Shivanandroy / simpleT5

simpleT5 is built on top of PyTorch-lightning⚡️ and Transformers🤗 that lets you quickly train your T5 models.
MIT License
382 stars 61 forks source link

Possible to feed target as array #47

Closed cclegend90 closed 1 year ago

cclegend90 commented 1 year ago

I am trying to include multiple paraphrased sentences for a given input sentence in the dataset. For example, the input sentence is "The cat sat on the mat." and I have two different paraphrased versions of this sentence:

  1. The cat was resting on the rug
  2. The cat was seated on the rug

I want to include both of these versions as the target sentences for the input sentence in my CSV file.

Can we feed the target as an array to include all the paraphrased sentences? As of now, it expects the target as a string.

Thanks for this package to simplify fine-tuning

Shivanandroy commented 1 year ago

Hi @cclegend90 : You will not be able to pass an array as target_text column as it is text to text transformer.

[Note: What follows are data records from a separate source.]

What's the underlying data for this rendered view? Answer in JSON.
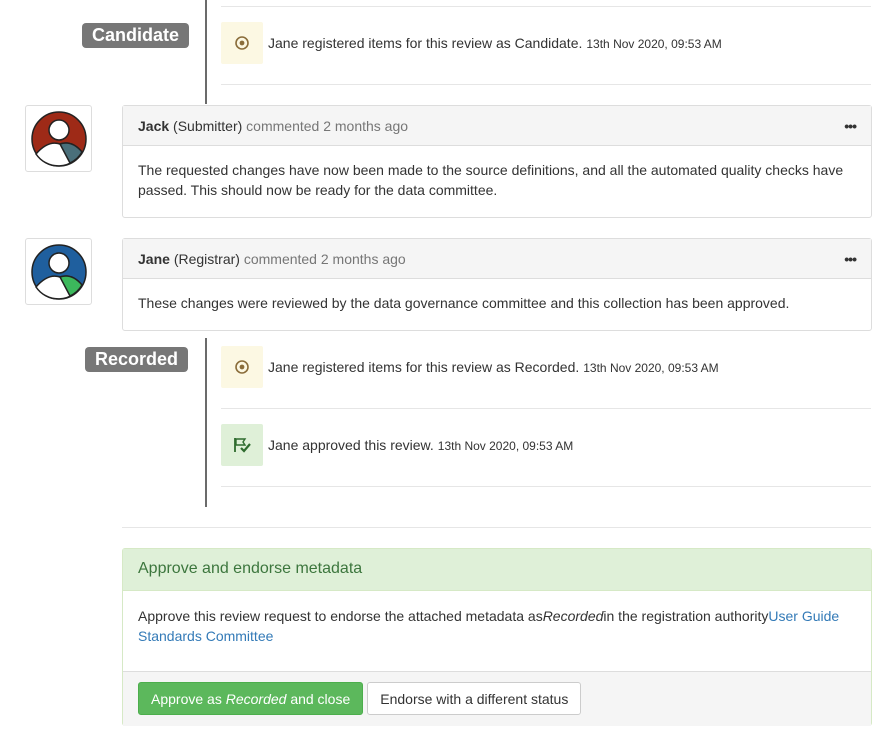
{
  "timeline": {
    "candidate": {
      "label": "Candidate",
      "event": {
        "icon": "status-circle-icon",
        "text": "Jane registered items for this review as Candidate.",
        "time": "13th Nov 2020, 09:53 AM"
      }
    },
    "recorded": {
      "label": "Recorded",
      "events": [
        {
          "icon": "status-circle-icon",
          "text": "Jane registered items for this review as Recorded.",
          "time": "13th Nov 2020, 09:53 AM"
        },
        {
          "icon": "flag-check-icon",
          "text": "Jane approved this review.",
          "time": "13th Nov 2020, 09:53 AM"
        }
      ]
    }
  },
  "comments": [
    {
      "author": "Jack",
      "role": "(Submitter)",
      "action": "commented 2 months ago",
      "menu": "•••",
      "body": "The requested changes have now been made to the source definitions, and all the automated quality checks have passed. This should now be ready for the data committee.",
      "avatar_color": "#9e2a17",
      "avatar_accent": "#4a6f7a"
    },
    {
      "author": "Jane",
      "role": "(Registrar)",
      "action": "commented 2 months ago",
      "menu": "•••",
      "body": "These changes were reviewed by the data governance committee and this collection has been approved.",
      "avatar_color": "#1f5f9e",
      "avatar_accent": "#3cb85c"
    }
  ],
  "approve_panel": {
    "title": "Approve and endorse metadata",
    "body_prefix": "Approve this review request to endorse the attached metadata as ",
    "body_status": "Recorded",
    "body_mid": " in the registration authority ",
    "authority_link": "User Guide Standards Committee",
    "approve_button_prefix": "Approve as ",
    "approve_button_status": "Recorded",
    "approve_button_suffix": " and close",
    "endorse_button": "Endorse with a different status"
  },
  "colors": {
    "success": "#5cb85c",
    "panel_green": "#dff0d8",
    "status_yellow": "#fcf8e3",
    "link": "#337ab7"
  }
}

I would suggest you pass it as two different rows, For e.g:

input_text target_text
The cat sat on the mat The cat was rusting on the rug
The cat sat on the mat The cat was seated on the rug
cclegend90 commented 1 year ago

Hi @Shivanandroy, Thanks for the suggestion! I’m just wondering if it will affect the performance of paraphrasing when using the same input multiple times

Shivanandroy commented 1 year ago

@cclegend90 : No, It won't affect! On the contrary, T5 will understand these variations!